Can industry and policy adapt?
Despite their concerns, researchers are optimistic that a solution is within reach. Solomon points out that the chemical industry has a long history of innovation and adaptation.
“There are a lot of innovators in the chemical industry,” Solomon says. “They make a living creating new chemicals and refining chemicals. Sure, they might get too hung up on a particular chemical, but that doesn’t happen often. In fact, they’re usually very active in considering alternatives. Why not switch when there are thousands of other chemicals that could be used instead? That was the attitude.”

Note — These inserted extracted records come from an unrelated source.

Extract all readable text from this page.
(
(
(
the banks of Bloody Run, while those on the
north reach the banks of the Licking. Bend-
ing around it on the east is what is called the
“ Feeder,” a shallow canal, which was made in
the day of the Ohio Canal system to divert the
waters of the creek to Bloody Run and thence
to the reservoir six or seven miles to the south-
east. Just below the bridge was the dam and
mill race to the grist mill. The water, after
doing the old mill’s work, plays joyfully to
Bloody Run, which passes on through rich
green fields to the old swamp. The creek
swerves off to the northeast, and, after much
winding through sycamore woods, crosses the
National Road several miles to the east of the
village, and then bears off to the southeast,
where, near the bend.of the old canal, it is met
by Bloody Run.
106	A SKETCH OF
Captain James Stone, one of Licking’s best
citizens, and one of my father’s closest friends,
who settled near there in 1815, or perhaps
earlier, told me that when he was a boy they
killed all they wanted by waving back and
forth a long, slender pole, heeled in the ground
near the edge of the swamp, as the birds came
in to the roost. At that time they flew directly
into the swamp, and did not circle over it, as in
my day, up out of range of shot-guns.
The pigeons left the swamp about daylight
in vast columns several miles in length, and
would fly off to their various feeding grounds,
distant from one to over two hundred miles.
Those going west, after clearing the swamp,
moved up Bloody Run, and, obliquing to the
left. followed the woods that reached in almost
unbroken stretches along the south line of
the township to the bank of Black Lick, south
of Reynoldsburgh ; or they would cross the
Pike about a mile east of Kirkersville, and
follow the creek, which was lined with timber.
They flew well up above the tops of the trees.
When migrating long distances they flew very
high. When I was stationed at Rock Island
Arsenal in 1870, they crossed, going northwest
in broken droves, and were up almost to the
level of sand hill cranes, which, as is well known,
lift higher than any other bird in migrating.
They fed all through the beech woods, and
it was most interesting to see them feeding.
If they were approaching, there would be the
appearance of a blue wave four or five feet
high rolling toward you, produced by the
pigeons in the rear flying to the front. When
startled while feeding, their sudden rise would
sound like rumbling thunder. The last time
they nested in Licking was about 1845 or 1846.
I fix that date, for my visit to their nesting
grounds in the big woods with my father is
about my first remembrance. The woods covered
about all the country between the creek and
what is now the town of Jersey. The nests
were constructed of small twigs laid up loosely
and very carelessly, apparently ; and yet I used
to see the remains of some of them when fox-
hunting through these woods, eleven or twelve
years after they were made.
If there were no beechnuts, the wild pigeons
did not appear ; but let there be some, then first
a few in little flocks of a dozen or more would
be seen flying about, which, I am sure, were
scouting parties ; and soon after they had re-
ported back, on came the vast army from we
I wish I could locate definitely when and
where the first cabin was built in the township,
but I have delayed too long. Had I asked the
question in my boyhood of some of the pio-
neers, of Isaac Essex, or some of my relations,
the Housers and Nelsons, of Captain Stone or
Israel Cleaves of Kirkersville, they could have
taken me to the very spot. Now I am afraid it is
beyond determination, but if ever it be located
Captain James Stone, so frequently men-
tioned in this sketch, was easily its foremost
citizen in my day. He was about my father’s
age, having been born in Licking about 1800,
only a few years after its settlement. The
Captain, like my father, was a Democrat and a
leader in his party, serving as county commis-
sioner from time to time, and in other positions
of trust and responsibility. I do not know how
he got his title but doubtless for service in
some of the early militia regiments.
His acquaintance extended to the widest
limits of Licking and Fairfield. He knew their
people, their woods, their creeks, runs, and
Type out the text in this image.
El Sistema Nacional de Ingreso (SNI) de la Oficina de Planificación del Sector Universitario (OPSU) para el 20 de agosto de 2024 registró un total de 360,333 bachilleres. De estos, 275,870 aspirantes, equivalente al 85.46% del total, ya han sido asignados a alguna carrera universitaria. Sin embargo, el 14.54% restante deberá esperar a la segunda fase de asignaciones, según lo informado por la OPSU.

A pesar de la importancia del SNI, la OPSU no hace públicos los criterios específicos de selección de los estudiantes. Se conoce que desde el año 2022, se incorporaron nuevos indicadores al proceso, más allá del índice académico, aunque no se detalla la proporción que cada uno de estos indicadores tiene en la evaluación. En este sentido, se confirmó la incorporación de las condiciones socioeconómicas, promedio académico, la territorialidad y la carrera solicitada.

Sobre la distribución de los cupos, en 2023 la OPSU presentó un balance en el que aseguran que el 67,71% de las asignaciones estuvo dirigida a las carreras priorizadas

She also points out that the ability of monitoring networks like AGAGE to detect these emissions highlights how much progress has already been made in reducing other sources of ozone damage.
“This is not the first time that the AGAGE network has made measurements that have made the world realize that we need to do a little bit better here and there,” Western says. “Oftentimes it’s just a mistake. Sometimes strengthening some processes just requires making people more aware of these things.”
A global effort to close the gap
Countries participating in the Montreal Protocol meet annually to consider new issues. Feedstock emissions have already been discussed, and future meetings are likely to focus on how to reduce or eliminate these leaks.
“We wanted to send a warning that something was wrong here,” Lyman said. “We can reduce the period of ozone depletion by many years. That may not sound like a long time, but if you can count the number of skin cancers avoided in that time, it would seem very significant.”
This research was supported in part by the National Science Foundation, NASA, the Swiss Federal Environment Agency, the VoLo Foundation, the UK Natural Environment Research Council, and the Korea Meteorological Agency Research and Development Program.